Oscar Lopez Gets Hero's Welcome at New York Puerto Rican Parade

Featured Oscar Lopez Gets Hero's Welcome at New York Puerto Rican Parade

Tens of thousands of people attended New York City's 60th National Puerto Rican Day Parade Sunday, where freed Puerto Rican revolutionary Oscar Lopez Rivera appeared to loud cheers as he shouted, “Que Viva Puerto Rico!”.



Tens of thousands of people attended New York City's 60th National Puerto Rican Day Parade Sunday, where freed Puerto Rican revolutionary Oscar Lopez Rivera appeared to loud cheers as he shouted, “Que Viva Puerto Rico!” on the first float leading the parade down Fifth Avenue in New York City.

“I feel good about being here,” Lopez Rivera said, “This parade is for the Puerto Rican public,” according to the New York Post.

Police, multinational corporations, and the Yankees baseball team pulled out of the parade last month when news broke that Lopez Rivera would be honored as a “National Freedom Hero,” in an effort to pressure the organizers to rescind the distinction.

The boycott campaign was organized by a conservative group funded by donors that are close to both U.S. President Donald Trump and right-wing media outlet Breitbart News.

But for Lopez Rivera's supporters who followed his float, "Oscar Lopez Rivera is our Mandela," read signs they were carrying.

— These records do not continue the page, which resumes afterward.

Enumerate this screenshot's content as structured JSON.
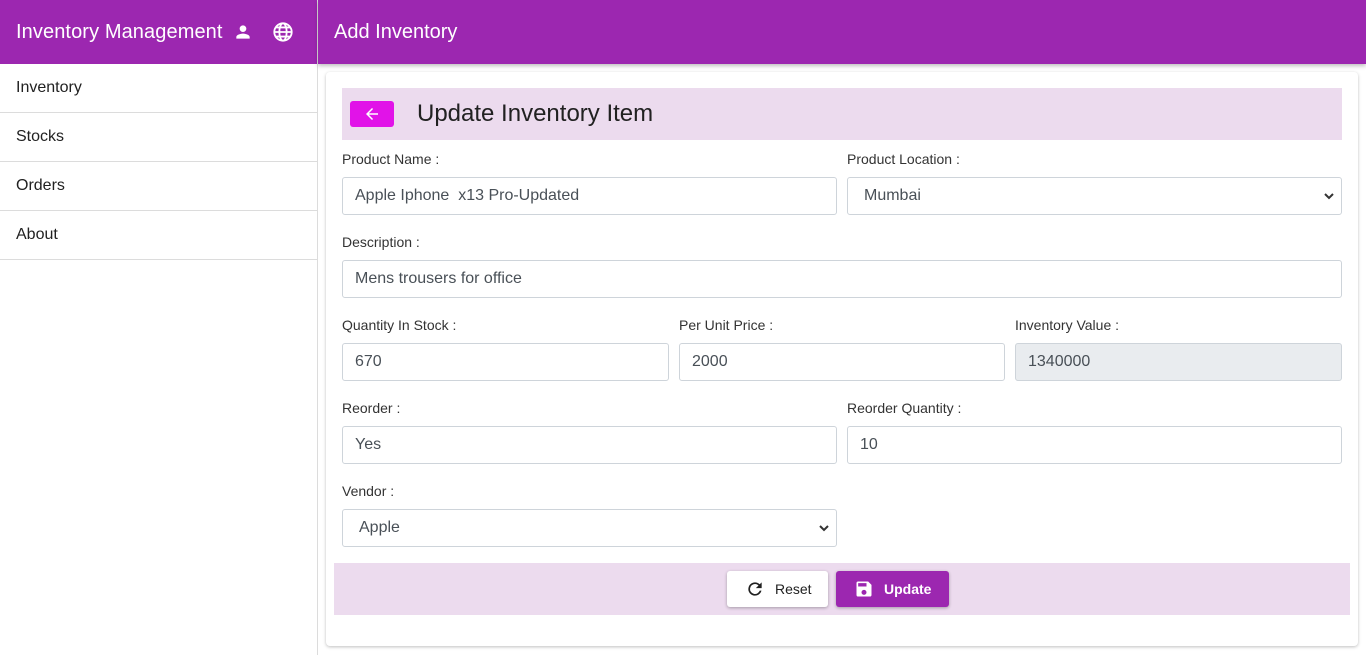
{
  "sidebar": {
    "title": "Inventory Management",
    "icons": [
      "person-icon",
      "globe-icon"
    ],
    "items": [
      {
        "label": "Inventory"
      },
      {
        "label": "Stocks"
      },
      {
        "label": "Orders"
      },
      {
        "label": "About"
      }
    ]
  },
  "topbar": {
    "title": "Add Inventory"
  },
  "form": {
    "title": "Update Inventory Item",
    "product_name": {
      "label": "Product Name :",
      "value": "Apple Iphone  x13 Pro-Updated"
    },
    "product_location": {
      "label": "Product Location :",
      "value": "Mumbai"
    },
    "description": {
      "label": "Description :",
      "value": "Mens trousers for office"
    },
    "quantity_in_stock": {
      "label": "Quantity In Stock :",
      "value": "670"
    },
    "per_unit_price": {
      "label": "Per Unit Price :",
      "value": "2000"
    },
    "inventory_value": {
      "label": "Inventory Value :",
      "value": "1340000"
    },
    "reorder": {
      "label": "Reorder :",
      "value": "Yes"
    },
    "reorder_quantity": {
      "label": "Reorder Quantity :",
      "value": "10"
    },
    "vendor": {
      "label": "Vendor :",
      "value": "Apple"
    }
  },
  "actions": {
    "reset_label": "Reset",
    "update_label": "Update"
  },
  "colors": {
    "primary": "#9c27b0",
    "accent": "#e113e8",
    "header_tint": "#ecdbee"
  }
}
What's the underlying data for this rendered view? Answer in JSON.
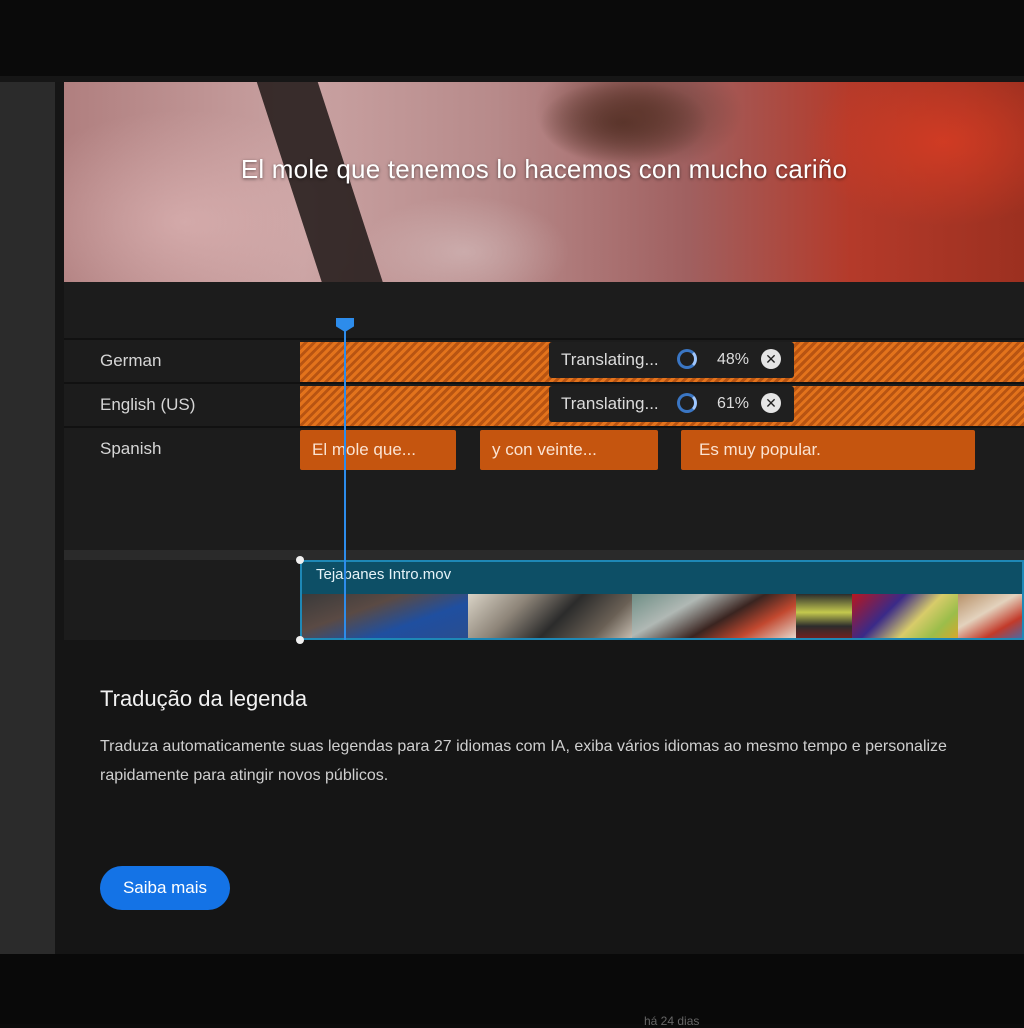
{
  "preview": {
    "subtitle": "El mole que tenemos lo hacemos con mucho cariño"
  },
  "timeline": {
    "tracks": [
      {
        "label": "German",
        "status": "Translating...",
        "percent": "48%",
        "progress": 0.48
      },
      {
        "label": "English (US)",
        "status": "Translating...",
        "percent": "61%",
        "progress": 0.61
      },
      {
        "label": "Spanish",
        "clips": [
          "El mole que...",
          "y con veinte...",
          "Es muy popular."
        ]
      }
    ],
    "video_clip": {
      "name": "Tejabanes Intro.mov"
    }
  },
  "description": {
    "title": "Tradução da legenda",
    "body": "Traduza automaticamente suas legendas para 27 idiomas com IA, exiba vários idiomas ao mesmo tempo e personalize rapidamente para atingir novos públicos.",
    "cta_label": "Saiba mais"
  },
  "footer": {
    "meta": "há 24 dias"
  },
  "colors": {
    "accent_blue": "#1473e6",
    "playhead": "#2d8ceb",
    "caption_clip": "#c5550f",
    "translating_hatch": "#e3731c",
    "video_clip": "#0d4f66"
  },
  "icons": [
    "spinner-icon",
    "cancel-icon",
    "playhead-icon"
  ]
}
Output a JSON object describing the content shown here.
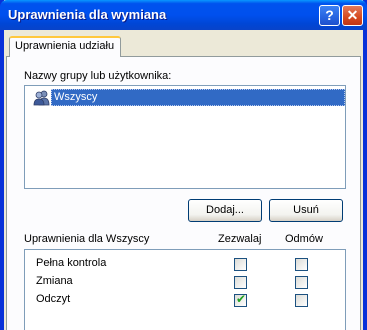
{
  "window": {
    "title": "Uprawnienia dla wymiana",
    "help_label": "?",
    "close_label": "✕"
  },
  "tab": {
    "label": "Uprawnienia udziału"
  },
  "users": {
    "label": "Nazwy grupy lub użytkownika:",
    "items": [
      {
        "name": "Wszyscy",
        "selected": true,
        "icon": "users-group-icon"
      }
    ],
    "add_label": "Dodaj...",
    "remove_label": "Usuń"
  },
  "permissions": {
    "header": "Uprawnienia dla Wszyscy",
    "allow_header": "Zezwalaj",
    "deny_header": "Odmów",
    "rows": [
      {
        "name": "Pełna kontrola",
        "allow": false,
        "deny": false
      },
      {
        "name": "Zmiana",
        "allow": false,
        "deny": false
      },
      {
        "name": "Odczyt",
        "allow": true,
        "deny": false
      }
    ]
  },
  "colors": {
    "titlebar": "#0053EE",
    "selection": "#316AC5",
    "tab_highlight": "#FFC83C",
    "checkmark": "#21A121"
  }
}
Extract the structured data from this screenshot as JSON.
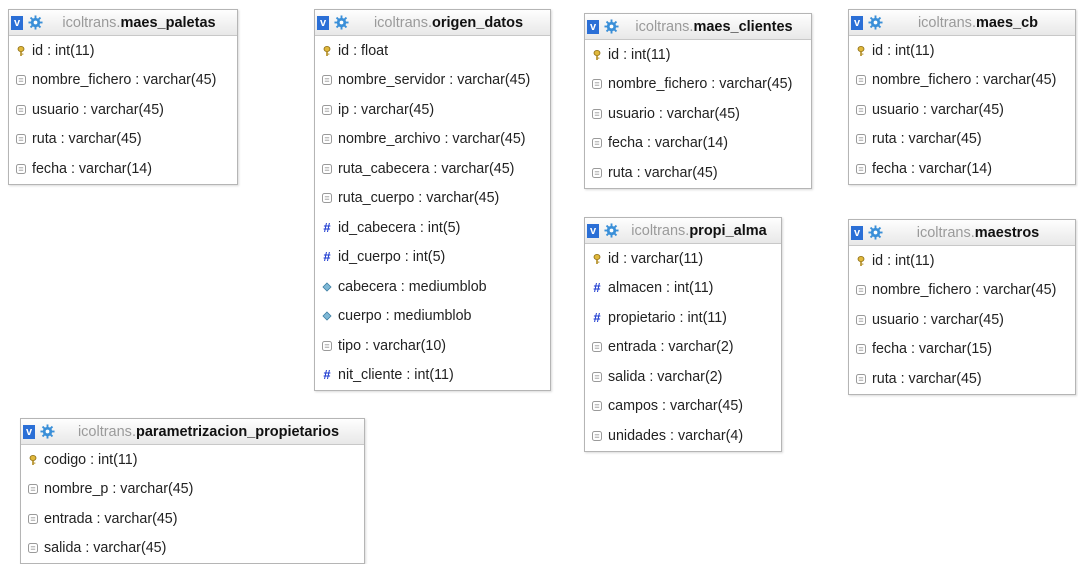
{
  "tables": [
    {
      "id": "maes_paletas",
      "db": "icoltrans",
      "name": "maes_paletas",
      "columns": [
        {
          "text": "id : int(11)",
          "icon": "primary-key-icon"
        },
        {
          "text": "nombre_fichero : varchar(45)",
          "icon": "column-icon"
        },
        {
          "text": "usuario : varchar(45)",
          "icon": "column-icon"
        },
        {
          "text": "ruta : varchar(45)",
          "icon": "column-icon"
        },
        {
          "text": "fecha : varchar(14)",
          "icon": "column-icon"
        }
      ]
    },
    {
      "id": "origen_datos",
      "db": "icoltrans",
      "name": "origen_datos",
      "columns": [
        {
          "text": "id : float",
          "icon": "primary-key-icon"
        },
        {
          "text": "nombre_servidor : varchar(45)",
          "icon": "column-icon"
        },
        {
          "text": "ip : varchar(45)",
          "icon": "column-icon"
        },
        {
          "text": "nombre_archivo : varchar(45)",
          "icon": "column-icon"
        },
        {
          "text": "ruta_cabecera : varchar(45)",
          "icon": "column-icon"
        },
        {
          "text": "ruta_cuerpo : varchar(45)",
          "icon": "column-icon"
        },
        {
          "text": "id_cabecera : int(5)",
          "icon": "numeric-icon"
        },
        {
          "text": "id_cuerpo : int(5)",
          "icon": "numeric-icon"
        },
        {
          "text": "cabecera : mediumblob",
          "icon": "blob-icon"
        },
        {
          "text": "cuerpo : mediumblob",
          "icon": "blob-icon"
        },
        {
          "text": "tipo : varchar(10)",
          "icon": "column-icon"
        },
        {
          "text": "nit_cliente : int(11)",
          "icon": "numeric-icon"
        }
      ]
    },
    {
      "id": "maes_clientes",
      "db": "icoltrans",
      "name": "maes_clientes",
      "columns": [
        {
          "text": "id : int(11)",
          "icon": "primary-key-icon"
        },
        {
          "text": "nombre_fichero : varchar(45)",
          "icon": "column-icon"
        },
        {
          "text": "usuario : varchar(45)",
          "icon": "column-icon"
        },
        {
          "text": "fecha : varchar(14)",
          "icon": "column-icon"
        },
        {
          "text": "ruta : varchar(45)",
          "icon": "column-icon"
        }
      ]
    },
    {
      "id": "maes_cb",
      "db": "icoltrans",
      "name": "maes_cb",
      "columns": [
        {
          "text": "id : int(11)",
          "icon": "primary-key-icon"
        },
        {
          "text": "nombre_fichero : varchar(45)",
          "icon": "column-icon"
        },
        {
          "text": "usuario : varchar(45)",
          "icon": "column-icon"
        },
        {
          "text": "ruta : varchar(45)",
          "icon": "column-icon"
        },
        {
          "text": "fecha : varchar(14)",
          "icon": "column-icon"
        }
      ]
    },
    {
      "id": "propi_alma",
      "db": "icoltrans",
      "name": "propi_alma",
      "columns": [
        {
          "text": "id : varchar(11)",
          "icon": "primary-key-icon"
        },
        {
          "text": "almacen : int(11)",
          "icon": "numeric-icon"
        },
        {
          "text": "propietario : int(11)",
          "icon": "numeric-icon"
        },
        {
          "text": "entrada : varchar(2)",
          "icon": "column-icon"
        },
        {
          "text": "salida : varchar(2)",
          "icon": "column-icon"
        },
        {
          "text": "campos : varchar(45)",
          "icon": "column-icon"
        },
        {
          "text": "unidades : varchar(4)",
          "icon": "column-icon"
        }
      ]
    },
    {
      "id": "maestros",
      "db": "icoltrans",
      "name": "maestros",
      "columns": [
        {
          "text": "id : int(11)",
          "icon": "primary-key-icon"
        },
        {
          "text": "nombre_fichero : varchar(45)",
          "icon": "column-icon"
        },
        {
          "text": "usuario : varchar(45)",
          "icon": "column-icon"
        },
        {
          "text": "fecha : varchar(15)",
          "icon": "column-icon"
        },
        {
          "text": "ruta : varchar(45)",
          "icon": "column-icon"
        }
      ]
    },
    {
      "id": "parametrizacion_propietarios",
      "db": "icoltrans",
      "name": "parametrizacion_propietarios",
      "columns": [
        {
          "text": "codigo : int(11)",
          "icon": "primary-key-icon"
        },
        {
          "text": "nombre_p : varchar(45)",
          "icon": "column-icon"
        },
        {
          "text": "entrada : varchar(45)",
          "icon": "column-icon"
        },
        {
          "text": "salida : varchar(45)",
          "icon": "column-icon"
        }
      ]
    }
  ],
  "toggle_label": "v",
  "colors": {
    "toggle_bg": "#2b6fd6",
    "db_name": "#9a9a9a",
    "key": "#c9a227",
    "numeric": "#1a38d0",
    "blob": "#4f93b5",
    "column": "#9a9a9a"
  }
}
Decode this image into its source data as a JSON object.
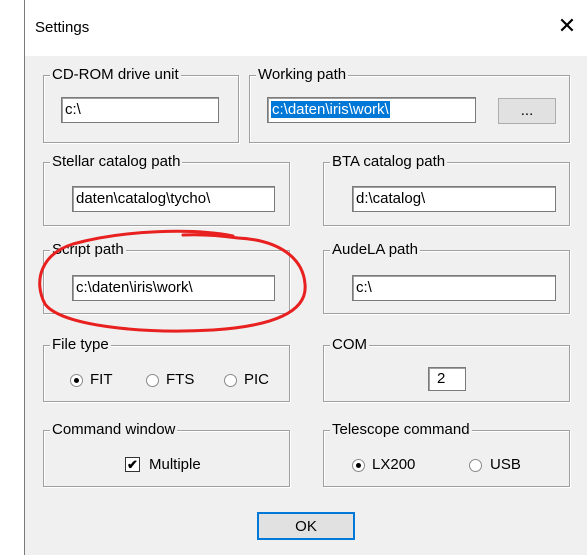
{
  "window": {
    "title": "Settings",
    "close_glyph": "✕"
  },
  "groups": {
    "cdrom": {
      "label": "CD-ROM drive unit",
      "value": "c:\\"
    },
    "working": {
      "label": "Working path",
      "value": "c:\\daten\\iris\\work\\",
      "browse_label": "..."
    },
    "stellar": {
      "label": "Stellar catalog path",
      "value": "daten\\catalog\\tycho\\"
    },
    "bta": {
      "label": "BTA catalog path",
      "value": "d:\\catalog\\"
    },
    "script": {
      "label": "Script path",
      "value": "c:\\daten\\iris\\work\\"
    },
    "audela": {
      "label": "AudeLA path",
      "value": "c:\\"
    },
    "filetype": {
      "label": "File type",
      "options": [
        "FIT",
        "FTS",
        "PIC"
      ],
      "selected": "FIT"
    },
    "com": {
      "label": "COM",
      "value": "2"
    },
    "cmdwin": {
      "label": "Command window",
      "checkbox_label": "Multiple",
      "checked": true,
      "check_glyph": "✔"
    },
    "telescope": {
      "label": "Telescope command",
      "options": [
        "LX200",
        "USB"
      ],
      "selected": "LX200"
    }
  },
  "ok_label": "OK",
  "annotation": {
    "color": "#e8201f",
    "shape": "red-ellipse-highlight"
  }
}
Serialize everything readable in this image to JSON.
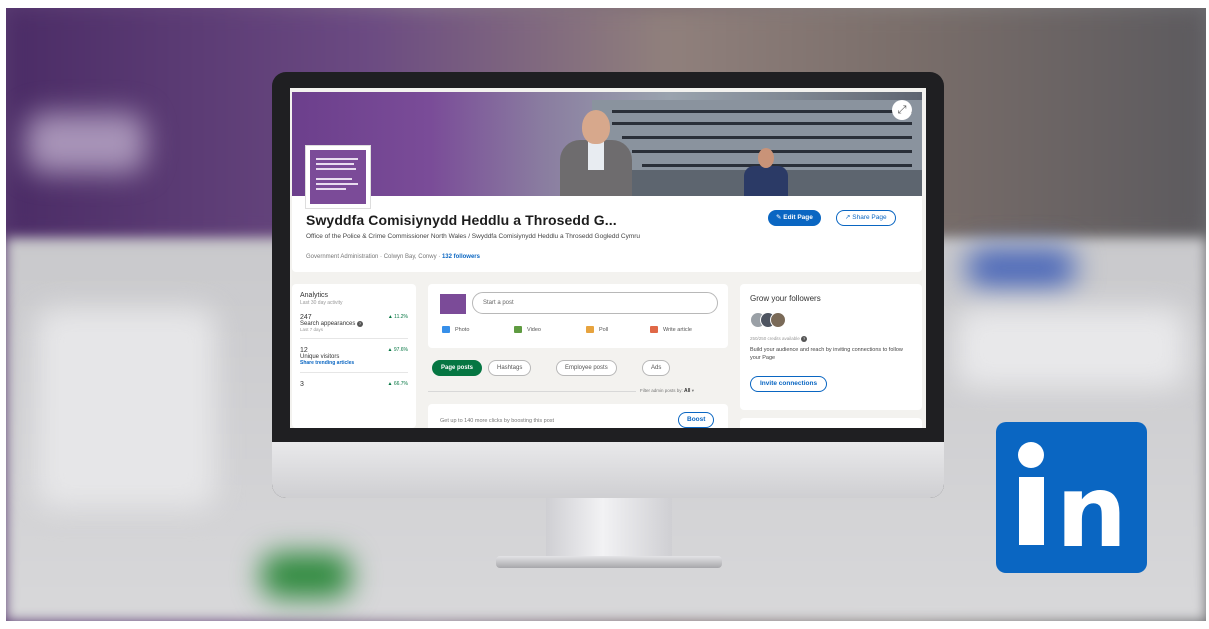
{
  "page": {
    "org_name": "Swyddfa Comisiynydd Heddlu a Throsedd G...",
    "tagline": "Office of the Police & Crime Commissioner North Wales / Swyddfa Comisiynydd Heddlu a Throsedd Gogledd Cymru",
    "meta_prefix": "Government Administration · Colwyn Bay, Conwy · ",
    "followers": "132 followers",
    "edit_label": "Edit Page",
    "share_label": "Share Page"
  },
  "analytics": {
    "title": "Analytics",
    "subtitle": "Last 30 day activity",
    "rows": [
      {
        "value": "247",
        "label": "Search appearances",
        "sub": "Last 7 days",
        "change": "▲ 11.2%"
      },
      {
        "value": "12",
        "label": "Unique visitors",
        "link": "Share trending articles",
        "change": "▲ 97.6%"
      },
      {
        "value": "3",
        "change": "▲ 66.7%"
      }
    ]
  },
  "composer": {
    "placeholder": "Start a post",
    "actions": [
      "Photo",
      "Video",
      "Poll",
      "Write article"
    ]
  },
  "filters": {
    "pills": [
      "Page posts",
      "Hashtags",
      "Employee posts",
      "Ads"
    ],
    "admin_label": "Filter admin posts by:",
    "admin_value": "All"
  },
  "boost": {
    "text": "Get up to 140 more clicks by boosting this post",
    "button": "Boost"
  },
  "grow": {
    "title": "Grow your followers",
    "credits": "250/250 credits available",
    "description": "Build your audience and reach by inviting connections to follow your Page",
    "button": "Invite connections"
  },
  "colors": {
    "linkedin_blue": "#0a66c2",
    "brand_purple": "#7b4b98",
    "active_green": "#057642"
  },
  "icons": {
    "logo": "linkedin-logo-icon",
    "edit": "pencil-icon",
    "share": "share-arrow-icon",
    "expand": "expand-icon"
  }
}
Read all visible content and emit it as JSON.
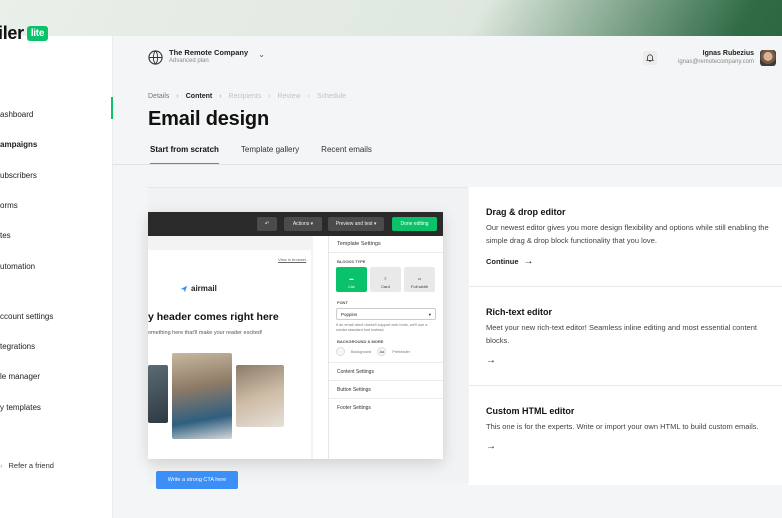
{
  "brand": {
    "name_fragment": "iler",
    "badge": "lite",
    "accent": "#09c269"
  },
  "sidebar": {
    "items": [
      {
        "label": "ashboard"
      },
      {
        "label": "ampaigns",
        "active": true
      },
      {
        "label": "ubscribers"
      },
      {
        "label": "orms"
      },
      {
        "label": "tes"
      },
      {
        "label": "utomation"
      },
      {
        "label": "ccount settings"
      },
      {
        "label": "tegrations"
      },
      {
        "label": "le manager"
      },
      {
        "label": "y templates"
      }
    ],
    "refer": "Refer a friend"
  },
  "account": {
    "company": "The Remote Company",
    "plan": "Advanced plan"
  },
  "user": {
    "name": "Ignas Rubezius",
    "email": "ignas@remotecompany.com"
  },
  "breadcrumb": [
    "Details",
    "Content",
    "Recipients",
    "Review",
    "Schedule"
  ],
  "page_title": "Email design",
  "tabs": [
    "Start from scratch",
    "Template gallery",
    "Recent emails"
  ],
  "preview": {
    "toolbar": {
      "actions": "Actions ▾",
      "preview": "Preview and test ▾",
      "done": "Done editing"
    },
    "view_in_browser": "View in browser",
    "logo": "airmail",
    "headline": "y header comes right here",
    "subline": "omething here that'll make your reader excited!",
    "cta": "Write a strong CTA here",
    "panel": {
      "title": "Template Settings",
      "blocks_type": "BLOCKS TYPE",
      "blocks": [
        "List",
        "Card",
        "Full width"
      ],
      "font_label": "FONT",
      "font_value": "Poppins",
      "font_hint": "If an email client doesn't support web fonts, we'll use a similar standard font instead.",
      "bg_label": "BACKGROUND & MORE",
      "bg_items": [
        "Background",
        "Preheader"
      ],
      "bg_badge": "Aa",
      "sections": [
        "Content Settings",
        "Button Settings",
        "Footer Settings"
      ]
    }
  },
  "editors": [
    {
      "title": "Drag & drop editor",
      "desc": "Our newest editor gives you more design flexibility and options while still enabling the simple drag & drop block functionality that you love.",
      "cta": "Continue"
    },
    {
      "title": "Rich-text editor",
      "desc": "Meet your new rich-text editor! Seamless inline editing and most essential content blocks.",
      "cta": ""
    },
    {
      "title": "Custom HTML editor",
      "desc": "This one is for the experts. Write or import your own HTML to build custom emails.",
      "cta": ""
    }
  ]
}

New York City Council Speaker Melissa Mark-Viverito, who strongly supported the honor, said, “This is a day of unity and celebration and anyone that tries to take that away from me as a Puerto Rican, or from us as a Puerto Rican community, they should be ashamed.”

For those who stayed away because of Lopez Rivera, she said, "that's their decision," joining his float halfway through the parade route.

Lopez Rivera declined the honor by the organizers Thursday, opting to march instead “as a humble Puerto Rican.”

Not only has Lopez Rivera’s release led to an upsurge in interest in the Puerto Rican independence movement, but the attempts by the police, baseball team and multinational corporations to silence him has led to more people wanting to hear what the iconic leader has to say. Interest in the parade — which already draws approximately 2 million participants and spectators every year — has also shot up.

Lopez Rivera was arrested in 1981 by the FBI and charged with “seditious conspiracy" for being a militant, anti-colonial fighter as a part of the Armed Forces of National Liberation.

During his trial, he told the court he and his group’s actions were part of an anti-colonial war against the U.S., declaring themselves prisoners of war and requesting that their cases be handed over to an international court.

The U.S. did not recognize Lopez Rivera's demand and sentenced him to 55 years in prison. After an alleged attempt to escape, the sentence was increased to 70 years in prison, 12 of which he spent in solitary confinement.

Lopez Rivera was freed last month after serving 36 years in jail after former President Barack Obama commuted his sentence earlier this year.

Thousands of his supporters are expected to attend the parade.

The first Puerto Rican Day Parade took place in 1958, just a year after it became legal to display the flag or other nationalist symbolism in Puerto Rico, a U.S. colony. A nearly decade-long gag rule beginning in the late 1940s aimed to suppress the independence movement.

The parade has honored Puerto Rican nationalists in the past, with 2000’s parade dedicated to Pedro Albizu Campos, leader of the Puerto Rican Nationalist Party, who urged his compatriots to start an armed struggle for independence.

The parade coincides with Puerto Rico’s plebiscite to decide its political future amid a debt crisis and bankruptcy process.